On the one hand, I think it’s counterproductive to protect five or six places that have more or less the same vocation and the same history and, on the other hand, to escape places that are unique and fall under the peak of the wreckers
Among the brakes often cited to the revitalization of built heritage: insurers, who are more than hesitant to protect old buildings. Thereupon, Minister Lacombe admits a certain impotence.

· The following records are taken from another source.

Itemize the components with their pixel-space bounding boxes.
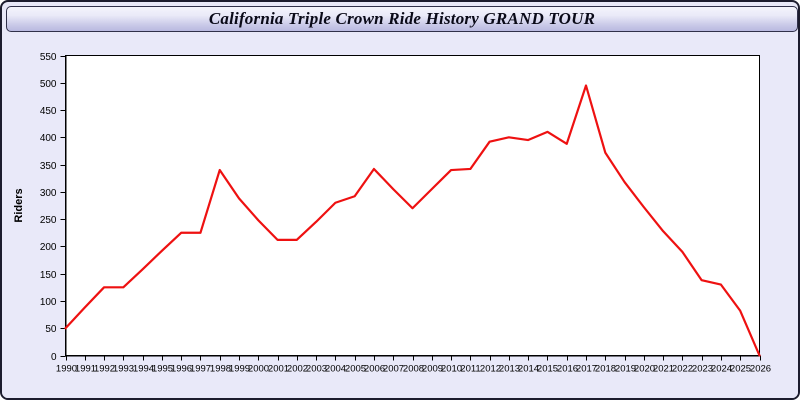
x-tick-label: 1995 — [152, 364, 173, 375]
x-tick-label: 2002 — [287, 364, 308, 375]
y-tick-label: 100 — [40, 297, 57, 308]
x-tick-label: 2021 — [653, 364, 674, 375]
y-tick-label: 300 — [40, 188, 57, 199]
x-tick-label: 2007 — [383, 364, 404, 375]
x-tick-label: 1992 — [94, 364, 115, 375]
x-axis-ticks: 1990199119921993199419951996199719981999… — [56, 355, 771, 375]
x-tick-label: 2003 — [306, 364, 327, 375]
x-tick-label: 2018 — [595, 364, 616, 375]
x-tick-label: 2011 — [460, 364, 480, 375]
y-tick-label: 450 — [40, 106, 57, 117]
x-tick-label: 2012 — [480, 364, 501, 375]
x-tick-label: 2020 — [634, 364, 655, 375]
y-axis-title: Riders — [13, 188, 25, 222]
x-tick-label: 2010 — [441, 364, 462, 375]
x-tick-label: 2006 — [364, 364, 385, 375]
y-tick-label: 200 — [40, 242, 57, 253]
window-title-bar: California Triple Crown Ride History GRA… — [6, 6, 798, 32]
series-layer — [64, 84, 761, 357]
x-tick-label: 2015 — [537, 364, 558, 375]
x-tick-label: 2023 — [692, 364, 713, 375]
x-tick-label: 1999 — [229, 364, 250, 375]
y-tick-label: 50 — [45, 324, 57, 335]
x-tick-label: 2016 — [557, 364, 578, 375]
x-tick-label: 2024 — [711, 364, 732, 375]
x-tick-label: 2013 — [499, 364, 520, 375]
x-tick-label: 2025 — [730, 364, 751, 375]
x-tick-label: 2000 — [248, 364, 269, 375]
x-tick-label: 2005 — [345, 364, 366, 375]
x-tick-label: 2004 — [325, 364, 346, 375]
x-tick-label: 1991 — [75, 364, 96, 375]
y-tick-label: 500 — [40, 79, 57, 90]
x-tick-label: 1990 — [56, 364, 77, 375]
x-tick-label: 2001 — [268, 364, 289, 375]
y-tick-label: 550 — [40, 52, 57, 63]
x-tick-label: 2026 — [750, 364, 771, 375]
x-tick-label: 1998 — [210, 364, 231, 375]
x-tick-label: 2009 — [422, 364, 443, 375]
y-tick-label: 150 — [40, 270, 57, 281]
x-tick-label: 1996 — [171, 364, 192, 375]
y-tick-label: 350 — [40, 161, 57, 172]
x-tick-label: 1997 — [190, 364, 211, 375]
page-title: California Triple Crown Ride History GRA… — [208, 9, 596, 28]
x-tick-label: 2014 — [518, 364, 539, 375]
chart-panel: 0 50 100 150 200 250 300 350 400 450 500 550 1990 19… — [2, 34, 798, 398]
y-axis-ticks: 0 50 100 150 200 250 300 350 400 450 500 550 — [40, 52, 67, 363]
x-tick-label: 1994 — [133, 364, 154, 375]
series-line-1 — [64, 84, 761, 357]
y-tick-label: 250 — [40, 215, 57, 226]
x-tick-label: 2022 — [672, 364, 693, 375]
y-tick-label: 0 — [51, 352, 57, 363]
x-tick-label: 2008 — [403, 364, 424, 375]
plot-area-border — [64, 54, 761, 357]
x-tick-label: 2019 — [615, 364, 636, 375]
y-tick-label: 400 — [40, 133, 57, 144]
x-tick-label: 1993 — [113, 364, 134, 375]
x-tick-label: 2017 — [576, 364, 597, 375]
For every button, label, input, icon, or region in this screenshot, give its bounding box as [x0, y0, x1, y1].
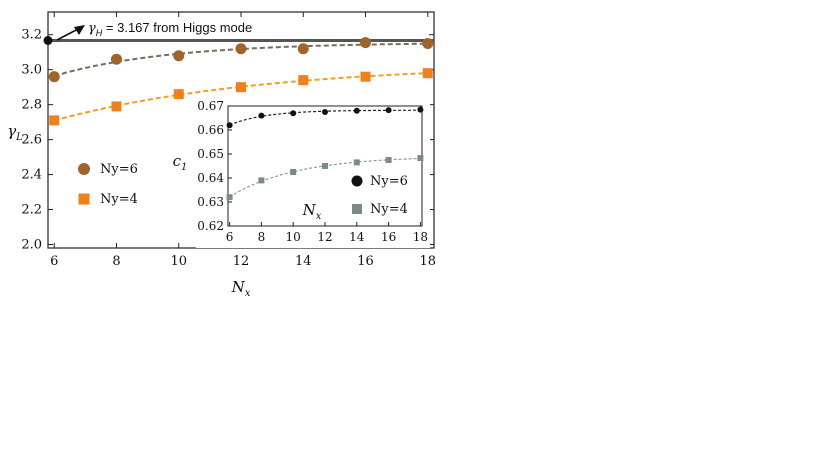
main-x-axis-label-sub: x [245, 288, 251, 299]
inset-x-axis-label-sub: x [316, 211, 322, 222]
inset-y-axis-label-sub: 1 [181, 162, 187, 173]
reference-annotation-rest: = 3.167 from Higgs mode [102, 20, 252, 35]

“The means of the government are quite limited, the insurance services being provided by private companies. But our role is to demystify certain elements that scare insurers,” he explained.
What about blue spaces?
The Blue Spaces project, very dear to the Legault government, is precisely a means of occupying heritage buildings for which it is difficult to find a function. Ultimately, a Blue Space must be established in each region of Quebec with the mandate to promote “Quebec pride”, for example by honoring key figures from popular culture.
But faced with the cost overruns of the first Blue Spaces announced, the Minister is putting the pedal to the metal on the establishment of the network across Quebec. One thing is certain, the 17 administrative regions will not all have their Blue Space in 2026, during the next elections.
“Costs are a concern, and I follow that closely. I’m not hiding it: we’re going to review the schedule. Within four years, I hope that we will have completed the Blue Spaces of Quebec, Charlevoix, Abitibi and Gaspésie. I also hope that we will have announced others. But to think that the network can be completed in 2026, it’s just physically impossible, ”underlines Mathieu Lacombe, without giving a precise timetable.
From the start, the museum community has watched with concern the establishment of the Espaces bleus network. The project is criticized for competing with existing regional museums, which already complain of a lack of resources.
“The Blue Spaces are not museums, they are places of cultural dissemination. These will not be places where we go to see works hung on a wall. […] We want to pass on to people this knowledge of the great figures in our history who make us proud to be Quebecers. And this offer does not currently exist everywhere in Quebec, ”he defends ardently.